Five Minutes with Joe Chambers

Five Minutes with Joe Chambers

MKSK

We sat down with Principal and Landscape Architect Joe Chambers, to learn more about his passion for sustainable and resilient design.

Joe, what ignited your passion for fighting for environmental issues?

I was the PM for the new native plants garden at the New York Botanical Garden around 2012 or 2013. The well-known entomologist, Doug Tallamy, gave a speech at the opening ceremony about how certain insects are adapted to work with certain plants. Choosing non-native plants for our landscapes breaks the chain of species interactions at a critical point. Around the same time, I was walking the dog every morning through the woods near our house thinking ‘I only know about 5% of these plants”.  Something just clicked. Having a kid starting a really good Junior High School science class had something to do with it, too – lots of questions I couldn’t answer.

What are the biggest issues that you’re seeing impacting climate action in the next five years?

We are in a race. The growing wealth of emerging economies is driving consumption up at an exponential pace. This part of the world is now more than half of our population, and the resulting carbon emissions and habitat loss is startling across the globe. At the same time, innovations from all corners of the earth are coming together, mixing, and creating solutions to these problems. For the next five years, we need to focus on getting new technologies in place, fast, in every sector of the economy.  It is an exciting, frightening, roller coaster time in the world.

How will the MKSK LAB for Climate Change and Resilience help address these issues?

Action, action, action. Planners and landscape architects are the professional groups that sit nearest to the confluence of the Natural and the anthropogenic worlds. We need to integrate the exciting new practices that are coming out into our work, practices that work with Nature instead of fighting against it, and we need to show our colleagues and community that there are available solutions. It is just a matter of thinking differently about how we do our work, seeing the problems and taking them on. Problem solving like this is something the design professions do very well. We have most of the knowledge that we need in house already. It’s a matter of sharing it with each other, putting it into practice, and joining the innovators.

Working with clients on sustainability and resilience is a big component of the MKSK approach, how will you help your clients plan and design for the future?

We can’t affect any meaningful change without our clients.
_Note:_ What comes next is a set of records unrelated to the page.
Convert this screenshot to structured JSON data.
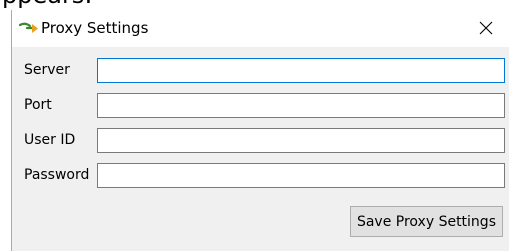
{
  "top_fragment": "ppears:",
  "window": {
    "title": "Proxy Settings",
    "icon": "proxy-arrow-icon",
    "close_glyph": "✕"
  },
  "fields": [
    {
      "label": "Server",
      "value": "",
      "focused": true
    },
    {
      "label": "Port",
      "value": ""
    },
    {
      "label": "User ID",
      "value": ""
    },
    {
      "label": "Password",
      "value": ""
    }
  ],
  "buttons": {
    "save_label": "Save Proxy Settings"
  },
  "colors": {
    "title_bar": "#ffffff",
    "window_body": "#f0f0f0",
    "focus_border": "#0078d7",
    "input_border": "#7a7a7a",
    "button_bg": "#e1e1e1",
    "icon_green": "#3a8a2a",
    "icon_orange": "#e8a020"
  }
}
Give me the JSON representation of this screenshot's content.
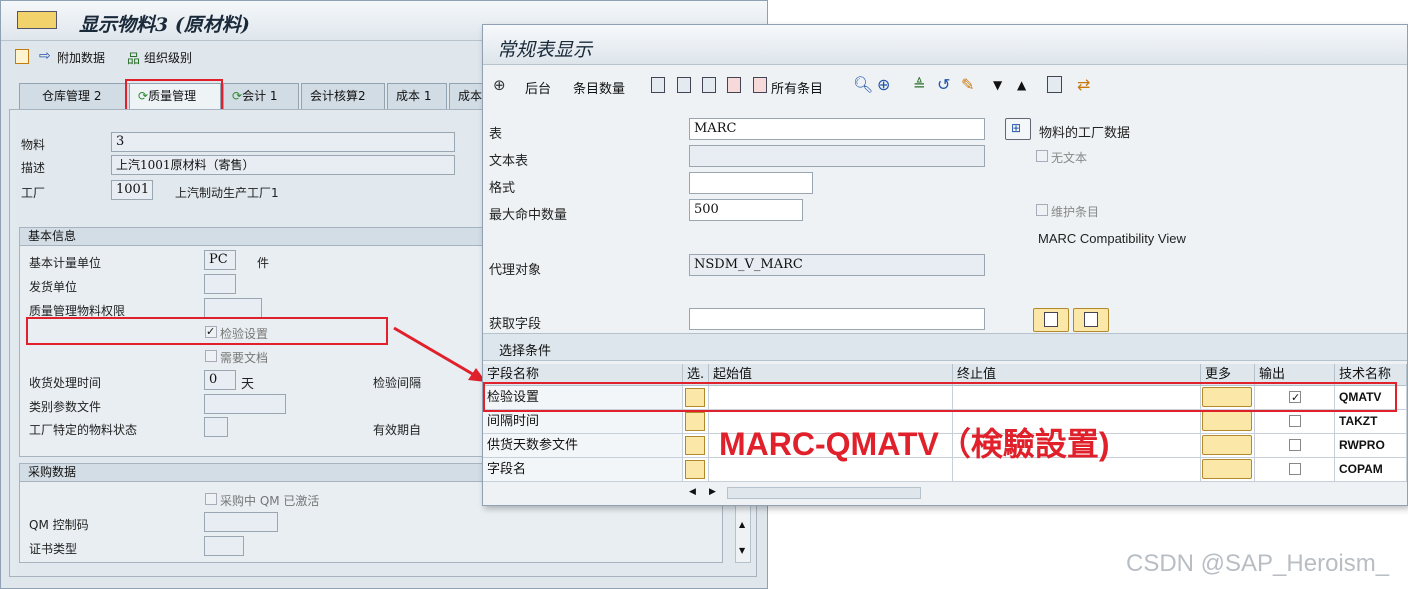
{
  "left_window": {
    "title": "显示物料3 (原材料)",
    "toolbar": {
      "additional_data": "附加数据",
      "org_levels": "组织级别"
    },
    "tabs": [
      "仓库管理 2",
      "质量管理",
      "会计 1",
      "会计核算2",
      "成本 1",
      "成本"
    ],
    "header": {
      "material_label": "物料",
      "material_value": "3",
      "desc_label": "描述",
      "desc_value": "上汽1001原材料（寄售）",
      "plant_label": "工厂",
      "plant_value": "1001",
      "plant_name": "上汽制动生产工厂1"
    },
    "basic": {
      "title": "基本信息",
      "base_uom_label": "基本计量单位",
      "base_uom_value": "PC",
      "base_uom_unit": "件",
      "issue_unit_label": "发货单位",
      "qm_auth_label": "质量管理物料权限",
      "inspection_setup_label": "检验设置",
      "docs_required_label": "需要文档",
      "gr_time_label": "收货处理时间",
      "gr_time_value": "0",
      "gr_time_unit": "天",
      "inspection_interval_label": "检验间隔",
      "catalog_profile_label": "类别参数文件",
      "plant_status_label": "工厂特定的物料状态",
      "valid_from_label": "有效期自"
    },
    "purchasing": {
      "title": "采购数据",
      "qm_active_label": "采购中 QM 已激活",
      "qm_control_key_label": "QM 控制码",
      "cert_type_label": "证书类型"
    }
  },
  "right_window": {
    "title": "常规表显示",
    "toolbar": {
      "background": "后台",
      "entry_count": "条目数量",
      "all_entries": "所有条目"
    },
    "form": {
      "table_label": "表",
      "table_value": "MARC",
      "text_table_label": "文本表",
      "format_label": "格式",
      "max_hits_label": "最大命中数量",
      "max_hits_value": "500",
      "proxy_label": "代理对象",
      "proxy_value": "NSDM_V_MARC",
      "fetch_fields_label": "获取字段",
      "plant_data_button": "物料的工厂数据",
      "no_text_label": "无文本",
      "maintain_entries_label": "维护条目",
      "compat_view": "MARC Compatibility View"
    },
    "selection": {
      "title": "选择条件",
      "columns": {
        "field": "字段名称",
        "sel": "选.",
        "from": "起始值",
        "to": "终止值",
        "more": "更多",
        "output": "输出",
        "tech": "技术名称"
      },
      "rows": [
        {
          "field": "检验设置",
          "output": true,
          "tech": "QMATV"
        },
        {
          "field": "间隔时间",
          "output": false,
          "tech": "TAKZT"
        },
        {
          "field": "供货天数参文件",
          "output": false,
          "tech": "RWPRO"
        },
        {
          "field": "字段名",
          "output": false,
          "tech": "COPAM"
        }
      ]
    }
  },
  "annotation": "MARC-QMATV（検驗設置)",
  "watermark": "CSDN @SAP_Heroism_",
  "colors": {
    "highlight": "#e0202a",
    "window_bg": "#dfe6ec",
    "selection_btn": "#fbe7a7"
  }
}
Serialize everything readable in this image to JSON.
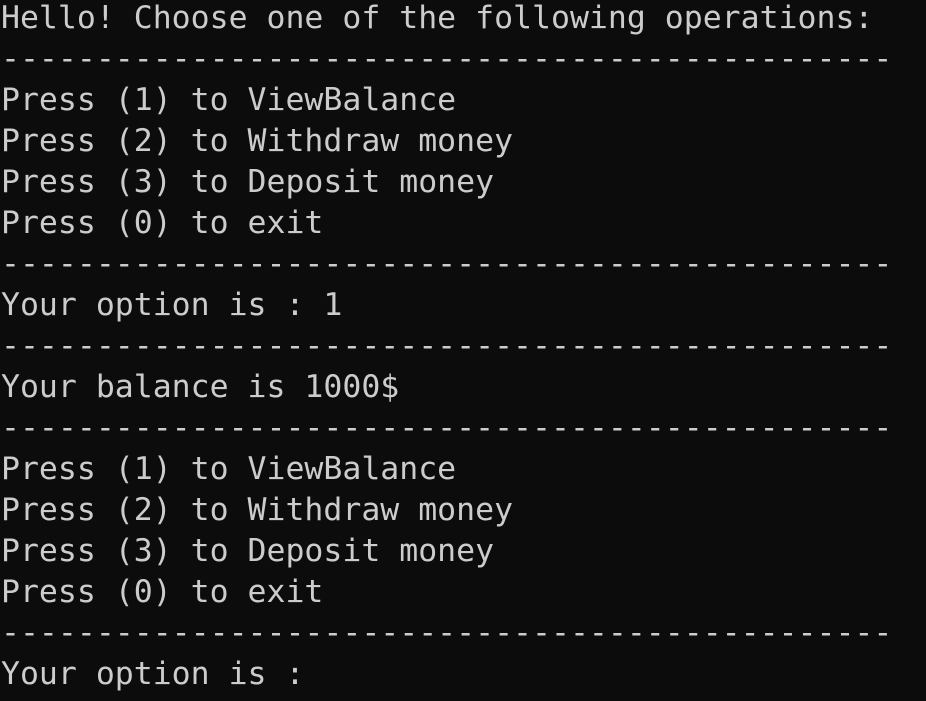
{
  "console": {
    "lines": [
      "Hello! Choose one of the following operations:",
      "-----------------------------------------------",
      "Press (1) to ViewBalance",
      "Press (2) to Withdraw money",
      "Press (3) to Deposit money",
      "Press (0) to exit",
      "-----------------------------------------------",
      "Your option is : 1",
      "-----------------------------------------------",
      "Your balance is 1000$",
      "-----------------------------------------------",
      "Press (1) to ViewBalance",
      "Press (2) to Withdraw money",
      "Press (3) to Deposit money",
      "Press (0) to exit",
      "-----------------------------------------------",
      "Your option is : "
    ]
  },
  "colors": {
    "background": "#0c0c0c",
    "text": "#cccccc"
  }
}
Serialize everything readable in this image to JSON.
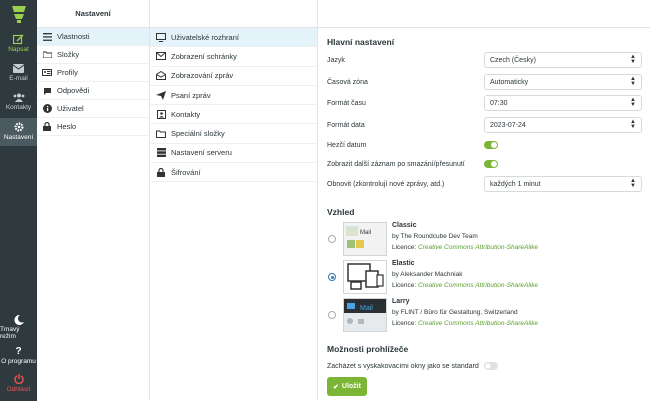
{
  "nav": {
    "compose": "Napsat",
    "mail": "E-mail",
    "contacts": "Kontakty",
    "settings": "Nastavení",
    "darkmode": "Tmavý režim",
    "about": "O programu",
    "logout": "Odhlásit"
  },
  "settings_col": {
    "title": "Nastavení",
    "items": [
      "Vlastnosti",
      "Složky",
      "Profily",
      "Odpovědi",
      "Uživatel",
      "Heslo"
    ]
  },
  "sections": {
    "items": [
      "Uživatelské rozhraní",
      "Zobrazení schránky",
      "Zobrazování zpráv",
      "Psaní zpráv",
      "Kontakty",
      "Speciální složky",
      "Nastavení serveru",
      "Šifrování"
    ]
  },
  "main": {
    "heading": "Hlavní nastavení",
    "rows": [
      {
        "label": "Jazyk",
        "value": "Czech (Česky)"
      },
      {
        "label": "Časová zóna",
        "value": "Automaticky"
      },
      {
        "label": "Formát času",
        "value": "07:30"
      },
      {
        "label": "Formát data",
        "value": "2023-07-24"
      },
      {
        "label": "Hezčí datum"
      },
      {
        "label": "Zobrazit další záznam po smazání/přesunutí"
      },
      {
        "label": "Obnovit (zkontrolují nové zprávy, atd.)",
        "value": "každých 1 minut"
      }
    ],
    "appearance_heading": "Vzhled",
    "skins": [
      {
        "name": "Classic",
        "author": "by The Roundcube Dev Team",
        "licence_label": "Licence:",
        "licence": "Creative Commons Attribution-ShareAlike"
      },
      {
        "name": "Elastic",
        "author": "by Aleksander Machniak",
        "licence_label": "Licence:",
        "licence": "Creative Commons Attribution-ShareAlike"
      },
      {
        "name": "Larry",
        "author": "by FLINT / Büro für Gestaltung, Switzerland",
        "licence_label": "Licence:",
        "licence": "Creative Commons Attribution-ShareAlike"
      }
    ],
    "browser_heading": "Možnosti prohlížeče",
    "browser_row": "Zacházet s vyskakovacími okny jako se standard",
    "save": "Uložit"
  },
  "colors": {
    "accent": "#7ab536",
    "nav_bg": "#2f3a3f",
    "selected": "#e4f2f9"
  }
}
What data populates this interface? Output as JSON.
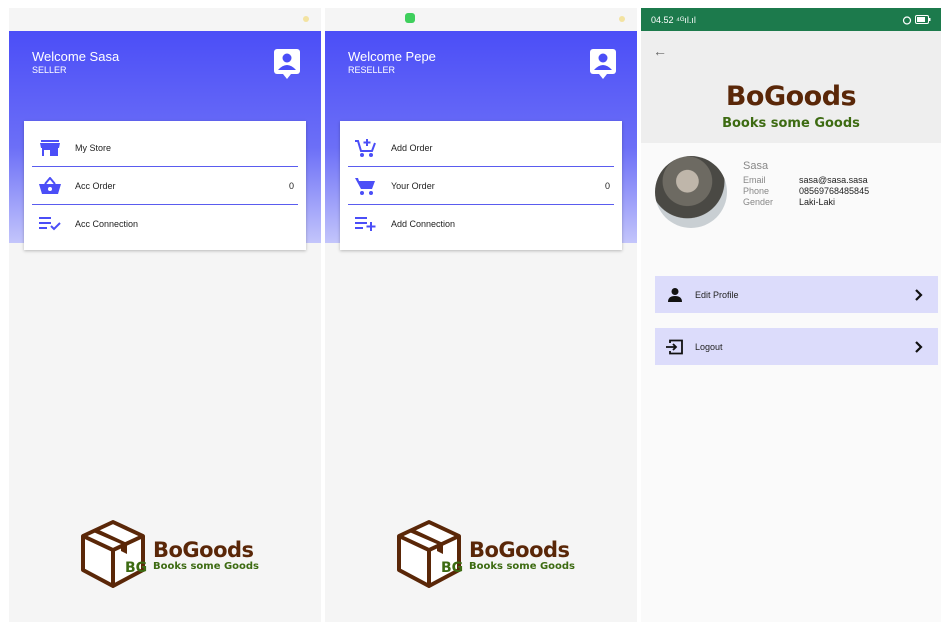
{
  "seller_screen": {
    "welcome": "Welcome Sasa",
    "role": "SELLER",
    "menu": [
      {
        "label": "My Store",
        "icon": "store-icon"
      },
      {
        "label": "Acc Order",
        "icon": "basket-icon",
        "count": "0"
      },
      {
        "label": "Acc Connection",
        "icon": "playlist-check-icon"
      }
    ]
  },
  "reseller_screen": {
    "welcome": "Welcome Pepe",
    "role": "RESELLER",
    "menu": [
      {
        "label": "Add Order",
        "icon": "cart-plus-icon"
      },
      {
        "label": "Your Order",
        "icon": "cart-icon",
        "count": "0"
      },
      {
        "label": "Add Connection",
        "icon": "playlist-add-icon"
      }
    ]
  },
  "logo": {
    "brand": "BoGoods",
    "tagline": "Books some Goods",
    "box_letters": "BG"
  },
  "profile_screen": {
    "status_time": "04.52",
    "status_signal": "⁴ᴳıl.ıl",
    "brand": "BoGoods",
    "tagline": "Books some Goods",
    "name": "Sasa",
    "fields": [
      {
        "label": "Email",
        "value": "sasa@sasa.sasa"
      },
      {
        "label": "Phone",
        "value": "08569768485845"
      },
      {
        "label": "Gender",
        "value": "Laki-Laki"
      }
    ],
    "menu": [
      {
        "label": "Edit Profile",
        "icon": "person-icon"
      },
      {
        "label": "Logout",
        "icon": "logout-icon"
      }
    ]
  },
  "colors": {
    "accent": "#4b4ef7",
    "brand_brown": "#5a2708",
    "brand_green": "#3d6b12",
    "status_green": "#1c7a4c",
    "menu_bg": "#dcdcfb"
  }
}
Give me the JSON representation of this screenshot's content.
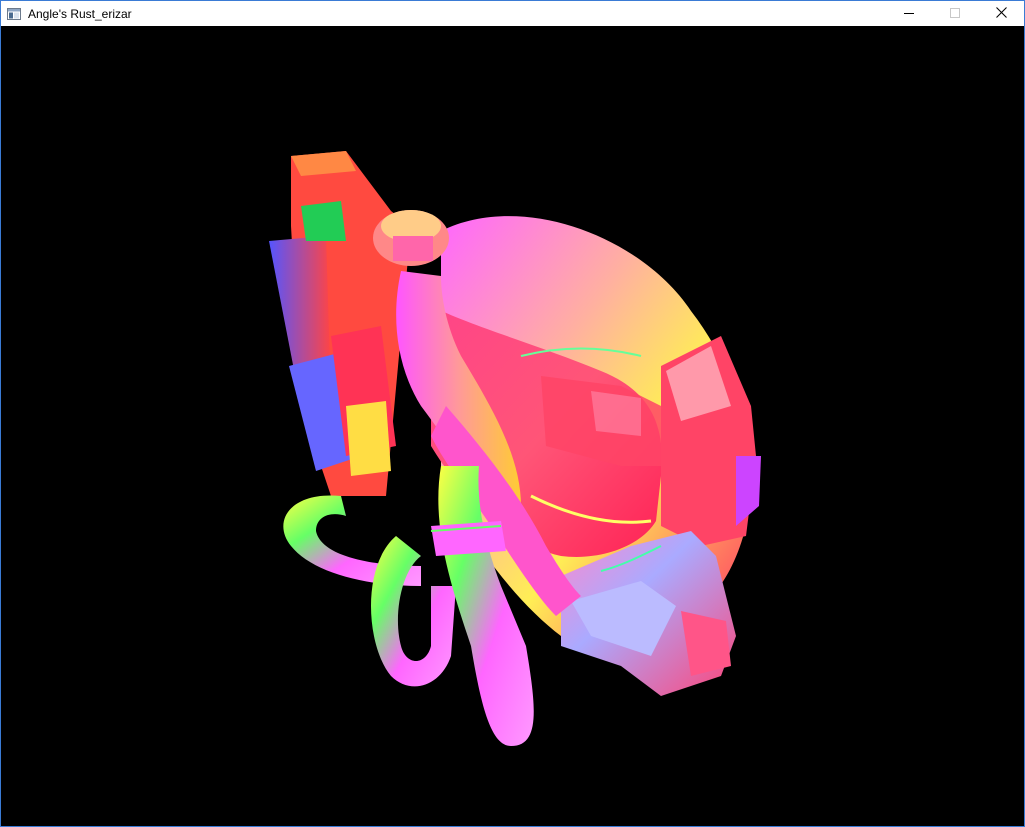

We need to talk to them about the environmental shifts going on in the world, especially the clients with long term agendas and widespread impact like government agencies and institutions. In the long run, most of the new practices are cost-saving rather than extra costs. We need to show them how working with Nature is better for everyone as well as better for the bottom line. In my experience, everyone is aware that this is going on and most would like to contribute to the solution. It’s a matter of showing them how feasible it is to help.

Joe Chambers is a Principal and Landscape Architect in MKSK’s DC studio. As the firm’s Director of Sustainability, Joe leads the MKSK LAB for Climate and Biodiversity Resilience. Over his 30-year career in urban, landscape, and architectural design, Joe has worked extensively on large-scale master planning and built works. He has also taught at Penn State and Rutgers Universities where he researched and wrote about landscape construction and the work of Frederick Law Olmsted.